O aumento de até 120% nos preços de insumos agrícolas entre 2007/08 pode comprometer a próxima safra agrícola do País, que vai de julho de 2008 a junho de 2009. Este aumento no preço dos insumos pode levar o setor a produzir com menos fetilizantes e agrotóxicos e, com isso, reduzir a produção. Com safra menor, a expectativa é que os custos dos alimentos disparem nas gôndolas dos supermercados.
Os preços nos insumos chegaram a majorar entre 53% e 120% do ano passado para cá, segundo levantamento feito pela Federação da Agricultura do Estado Paraná (Faep). Este aumento nos preços, se deve ao aumento da demanda por alimentos no mundo. Como produzir mais significa utilizar mais insunos para o plantio, a indústria estrangeira do agrotóxico e do fertilante estaria, em parte, se aproveitando da situação, aumentando os preços. Há suspeitas de lideranças do setor agrícola de formação de cartel por parte de seis empresas estrangeiras que dominam o mercado de insumos no País.
Outro fator que está empurrando os preços dos insumos é a falta de matéria-prima para produção de veneno agrícola e fertilizantes. Minas de fósforo, no Mato Grosso do Norte, e de potássio, no Rio Madeira (AM), dependem de licenciamento ambiental para que a indústria do insumo possa produzir com um custo menor. Atualmente, o Brasil importa insumos da Rússia, Alemanha, Canadá, China, EUA e Marrocos.

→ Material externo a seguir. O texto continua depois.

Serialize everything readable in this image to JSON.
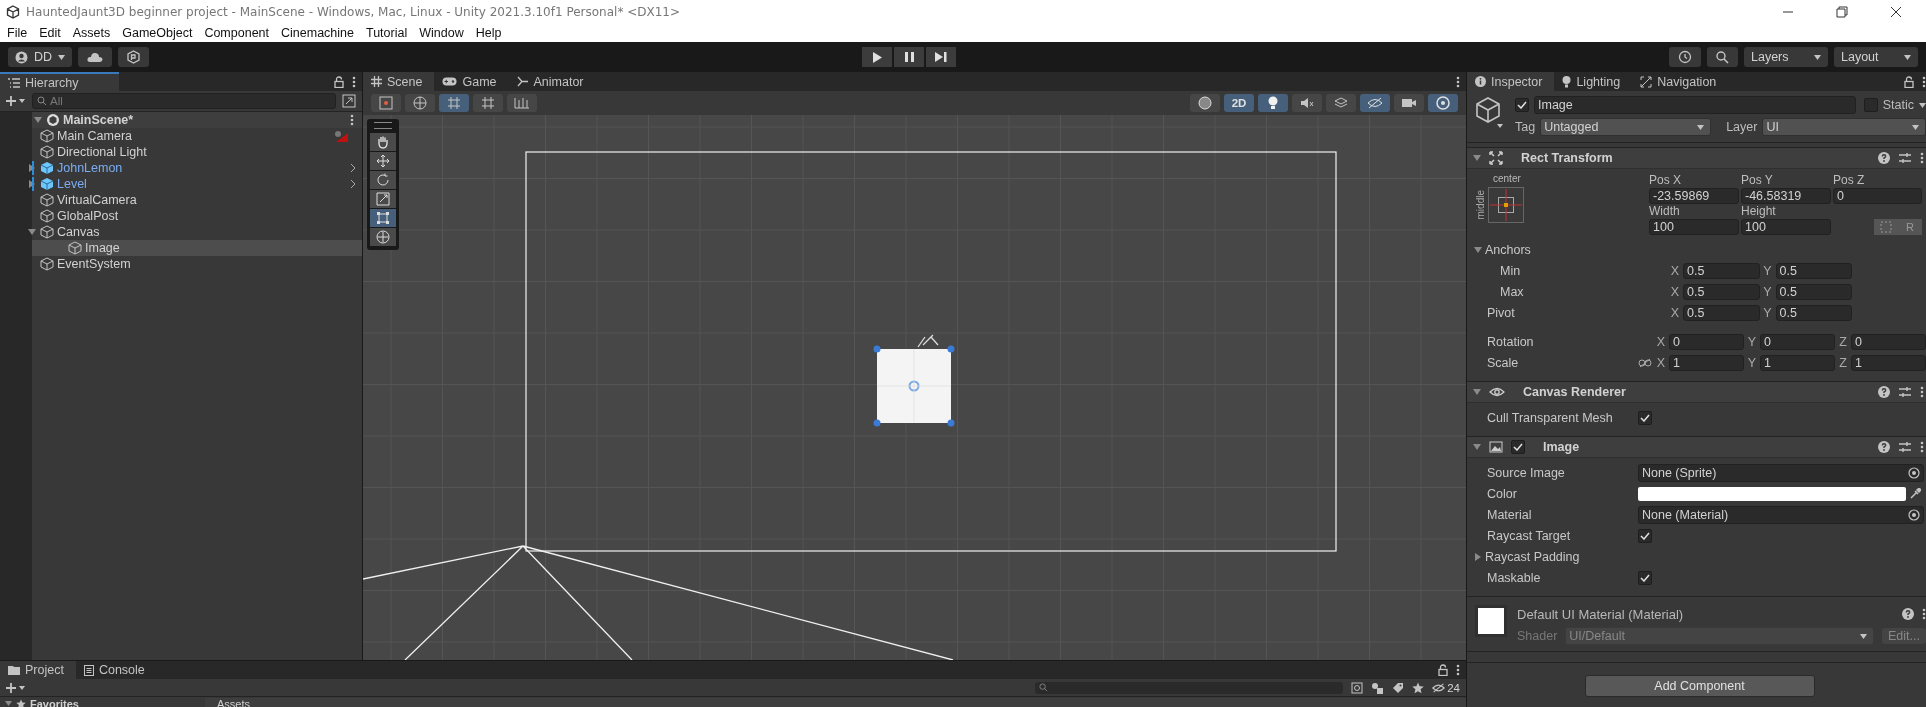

O economista da Faep, Pedro Loyolla, argumentou que estes fatores podem refletir em aumento de preço nos alimentos para o consumidor. ''É terrível o que está acontecendo com o aumento dos insumos'', declara. Em face da situação de insolvência do setor, produtores no Paraná começam a protestar contra os sucessivos aumentos das indústrias. A Faep entregou ao ministro da Agricultura, Reinhold Stephanes, documento reivindicando R$ 110 bilhões para o Plano de Safra entre 2008/09, valor bem acima da safra do ano passado, quando o governo emprestou para o setor produtivo R$ 70 bilhões para médios e grande produtores.
Loyolla estima que o Programa Nacional de Agricultura Familiar (Pronaf) deve injetar mais 20% em cima de R$ 13 bilhões investidos pelo governo no ano passado para os pequenos produtores. Entretanto, o economista avalia que outras medidas seriam necessárias para ajudar a produção agrícola, desde a subvenção por perdas ocasionadas por questões climáticas até subvenção parcial da agricultura. Ele considera um investimento o governo subvencionar o setor, diante da necessidade crescente no mundo por alimentos e biocombustíveis.